Friday, April 01, 2005

A Grave Error

(Revised and Updated)

Concerning the French-sponsored UN Security Council Resolution to refer the cases of accused perpetrators of war crimes in Darfur to the ICC, I wrote on Monday that “There cannot be any serious prospect of the US not using its veto.” I was wrong. In a stunning turn of events, the US yesterday abstained from voting on the Resolution, thus permitting it to pass. In return for its abstention, the US received concessions on the wording of the resolution. Most notably, Article 6 of the resolution excludes from the Court’s jurisdiction officials, personnel and nationals of states who are not members of the Court and who might participate in UN (or African Union) operations in Sudan.

(The full text of the resolution is available here. A typically hysterical report from Claire Tréan in today's Le Monde [link in French] suggests that the phrasing employed in Article 6 might even have some retroactive effect vis-à-vis “former officials and personnel” in general – thus removing forever from the clutches of the Court the likes of the dreaded Henry Kissinger. In fact, the language in Article 6 of the resolution clearly refers just to "current or former officials or personnel" involved in or having been involved in operations in Sudan. It has no broader application - and, in any case, Henry Kissinger has already escaped the clutches of the ICC, since as Claire Tréan, Le Monde's would-be specialist on internationa law, should know, the Court has no jurisdiction retroactive to its creation.)

The passage of the resolution with the cited concessions to the US is the worst possible outcome for the United States. The concessions obtained will in fact reinforce the charge of American “unilateralism”, since they create the impression – or will be used to create the impression – that the US does not want to play by the same rules as the rest of the “international community”. But the ICC does not represent the “international community” – 94 states, representing the overwhelming majority of the population of the planet, are not members of the ICC – and the rules which are laid down in its statute are bad and dangerous: not just for the US, but for the international system as such. Indeed, as I explain in my piece on the ICC in Policy Review, they represent a distinct threat to international peace. (The original title of my piece was “The ICC as a Threat to International Peace”. I would discourage conservatives from referring to the ICC as a “Global Court” or “World Court”. It is not that. As I explained in my previous post on the matter, the ICC is in fact the international equivalent of a “private” court. It should not even be referred to as “the” International Criminal Court. It is quite simply an International Criminal Court.)

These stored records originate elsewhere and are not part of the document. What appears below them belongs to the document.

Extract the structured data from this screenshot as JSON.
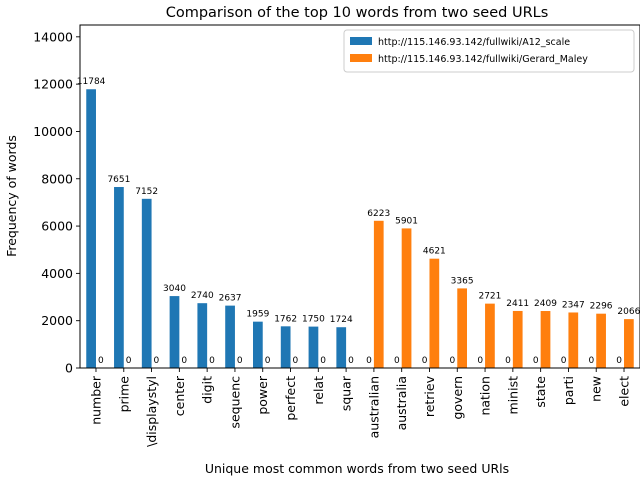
{
  "chart_data": {
    "type": "bar",
    "title": "Comparison of the top 10 words from two seed URLs",
    "xlabel": "Unique most common words from two seed URls",
    "ylabel": "Frequency of words",
    "ylim": [
      0,
      14500
    ],
    "yticks": [
      0,
      2000,
      4000,
      6000,
      8000,
      10000,
      12000,
      14000
    ],
    "grid": false,
    "legend_position": "top-right",
    "categories": [
      "number",
      "prime",
      "\\displaystyl",
      "center",
      "digit",
      "sequenc",
      "power",
      "perfect",
      "relat",
      "squar",
      "australian",
      "australia",
      "retriev",
      "govern",
      "nation",
      "minist",
      "state",
      "parti",
      "new",
      "elect"
    ],
    "series": [
      {
        "name": "http://115.146.93.142/fullwiki/A12_scale",
        "color": "#1f77b4",
        "values": [
          11784,
          7651,
          7152,
          3040,
          2740,
          2637,
          1959,
          1762,
          1750,
          1724,
          0,
          0,
          0,
          0,
          0,
          0,
          0,
          0,
          0,
          0
        ]
      },
      {
        "name": "http://115.146.93.142/fullwiki/Gerard_Maley",
        "color": "#ff7f0e",
        "values": [
          0,
          0,
          0,
          0,
          0,
          0,
          0,
          0,
          0,
          0,
          6223,
          5901,
          4621,
          3365,
          2721,
          2411,
          2409,
          2347,
          2296,
          2066
        ]
      }
    ]
  }
}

Members of the Bush Administration know very well the dangers represented by the Court. John Bolton published a piece on the matter – titled precisely “Courting Danger” – in the Winter 1998-99 issue of The National Interest. In the article from Le Monde, an unnamed French official is cited saying that France and its allies in the Council were determined to bring the resolution to a vote even if the US was going to veto it, since this would “force the United States to explain itself”. Exactly. The US administration ought to have risen to the challenge and explained itself.

Other options, by the way, were available for handling the matter of war crimes in Darfur: notably, a proposal made by the President of the African Union, and favored by the Algerian UN delegation, which would have created an ad hoc international tribunal under the aegis of the African Union. It is said that for the US to have voted against the French proposal would have been politically "awkward". It would have been no less "awkward" for France - indeed, in light of France's colonial history, it ought to have been much more so - to have voted against the solution proposed by the African Union.